Extramedullary hematopoiesis masquerading as a cranial (clivus) tumor
Published in Baylor University Medical Center Proceedings, 2020
John R. Krause, Laura Baugh, Shannon Kelley, Antonio Onofrio, George Snipes
A 57-year-old woman with known hypertension, neurofibromatosis, and polycythemia vera presented with progressive bilateral vision loss. Magnetic resonance imaging revealed a transpatial mass thought to originate from the sella turcica (Figure 1a). The mass measured approximately 5 cm with regional osseous remodeling, and given its presumed origin from the clivus the differential diagnosis favored a clival chondroma, with pituitary macroadenoma, giant cell tumor, plasmacytoma, and lymphoma being additional considerations.
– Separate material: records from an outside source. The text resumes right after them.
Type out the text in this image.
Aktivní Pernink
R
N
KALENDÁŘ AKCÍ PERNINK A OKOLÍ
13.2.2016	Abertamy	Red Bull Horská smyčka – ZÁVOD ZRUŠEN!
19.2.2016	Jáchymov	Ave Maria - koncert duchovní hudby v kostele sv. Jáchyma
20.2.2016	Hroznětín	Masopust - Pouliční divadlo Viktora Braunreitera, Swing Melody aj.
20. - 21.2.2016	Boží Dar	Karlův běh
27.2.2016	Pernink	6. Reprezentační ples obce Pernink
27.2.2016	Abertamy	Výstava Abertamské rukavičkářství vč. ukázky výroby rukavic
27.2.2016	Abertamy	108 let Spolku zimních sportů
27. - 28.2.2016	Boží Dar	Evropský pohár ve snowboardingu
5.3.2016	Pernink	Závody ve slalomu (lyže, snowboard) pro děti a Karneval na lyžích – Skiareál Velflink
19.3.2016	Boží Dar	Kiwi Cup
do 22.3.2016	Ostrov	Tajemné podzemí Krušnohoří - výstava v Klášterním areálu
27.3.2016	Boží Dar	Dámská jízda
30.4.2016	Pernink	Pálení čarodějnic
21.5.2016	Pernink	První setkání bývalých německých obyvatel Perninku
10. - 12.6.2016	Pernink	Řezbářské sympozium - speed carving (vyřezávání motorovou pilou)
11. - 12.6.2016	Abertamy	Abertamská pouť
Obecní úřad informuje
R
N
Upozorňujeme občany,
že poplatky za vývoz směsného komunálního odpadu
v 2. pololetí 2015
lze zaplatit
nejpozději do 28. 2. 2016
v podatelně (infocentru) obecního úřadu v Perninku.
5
A biopsy showed a collection of hematopoietic elements containing erythroid, myeloid, and megakaryocytic cells (Figure 1b). Blasts were not increased with a CD34 immunostain, ruling out a granulocytic sarcoma. The tissue was considered to represent a collection of extramedullary hematopoietic tissue. Given the patient’s history of polycythemia vera, a subsequent bone marrow biopsy was performed, which documented a marrow consistent with polycythemia vera that had evolved to the fibrotic stage (Figures 1c, 1d). The patient was treated with a course of low-dose radiotherapy with resolution of the mass and her visual symptoms.